The courses also featured numerous acronyms including GRAVITY (geography, resistance, adjacency, vicinity, isolation, topography, you), SUCCES (simple, unexpected, concrete, credible, emotional, stories; they did not include the last S in success, but it would stand for stickiness), and STEPPS (social currency, triggers, emotion, public, practical value, stories).

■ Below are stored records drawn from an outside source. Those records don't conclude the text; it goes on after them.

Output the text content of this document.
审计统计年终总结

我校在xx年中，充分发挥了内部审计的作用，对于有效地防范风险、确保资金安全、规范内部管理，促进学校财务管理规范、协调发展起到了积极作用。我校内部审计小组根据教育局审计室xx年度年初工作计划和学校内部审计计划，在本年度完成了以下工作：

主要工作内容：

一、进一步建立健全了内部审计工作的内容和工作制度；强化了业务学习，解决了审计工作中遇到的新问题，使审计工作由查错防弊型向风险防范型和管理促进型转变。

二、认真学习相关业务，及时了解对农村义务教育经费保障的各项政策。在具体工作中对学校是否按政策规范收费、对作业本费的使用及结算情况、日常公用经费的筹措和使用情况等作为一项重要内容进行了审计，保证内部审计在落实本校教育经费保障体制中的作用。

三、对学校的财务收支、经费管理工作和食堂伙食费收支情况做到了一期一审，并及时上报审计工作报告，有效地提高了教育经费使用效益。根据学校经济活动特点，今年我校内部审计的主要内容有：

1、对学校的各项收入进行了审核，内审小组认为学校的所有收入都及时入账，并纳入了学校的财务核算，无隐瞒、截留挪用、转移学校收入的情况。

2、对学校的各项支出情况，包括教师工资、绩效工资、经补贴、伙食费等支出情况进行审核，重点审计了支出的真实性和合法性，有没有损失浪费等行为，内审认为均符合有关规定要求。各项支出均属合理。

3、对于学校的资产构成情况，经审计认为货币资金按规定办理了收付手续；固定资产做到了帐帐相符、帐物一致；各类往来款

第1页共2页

Two of this month’s readings are books by Professors who taught the Wharton – edX courses:  The Customer Centricity Playbook: Implement a Winning Strategy Driven by Customer Lifetime Value, by Peter Fader, and Invisible Influence: The Hidden Forces That Shape Behavior, by Jonah Berger.  The third book for March, Scrum: A Breathtakingly Brief and Agile Introduction, by Chris Sims & Hillary Louise Johnson is a short, but worthwhile description of Scrum, an agile framework of efficient, iterative development.

Books:

  1. Scrum: A Breathtakingly Brief and Agile Introduction, by Chris Sims & Hillary Louise Johnson
  2. The Customer Centricity Playbook: Implement a Winning Strategy Driven by Customer Lifetime Value, by Peter Fader and Sarah Toms
  3. Invisible Influence: The Hidden Forces That Shape Behavior, by Jonah Berger

Courses

  1. Google Analytics Academy: Advanced Google Analytics
  2. The Wharton School in collaboration with edX: Digital Marketing, Social Media, & E-Commerce
  3. The Wharton School in collaboration with edX: Marketing Analytics: Tools & Techniques
  4. The Wharton School in collaboration with edX: Customer Centricity: Managing the Value of Customer Relationships
  5. The Wharton School in collaboration with edX: Selling Ideas: How to Influence Others and Get Your Message to Catch On

Unlike the Google Analytics Academy, Advanced Analytics course which was free, The Wharton School courses cost $580 per course, but they reminded me of my days at Wharton undergrad, as the quality of each course was top-notch.  March was the busiest and most challenging month of online course work, and the book total of eleven is slightly above pace to reach the 40 book goal for 2019.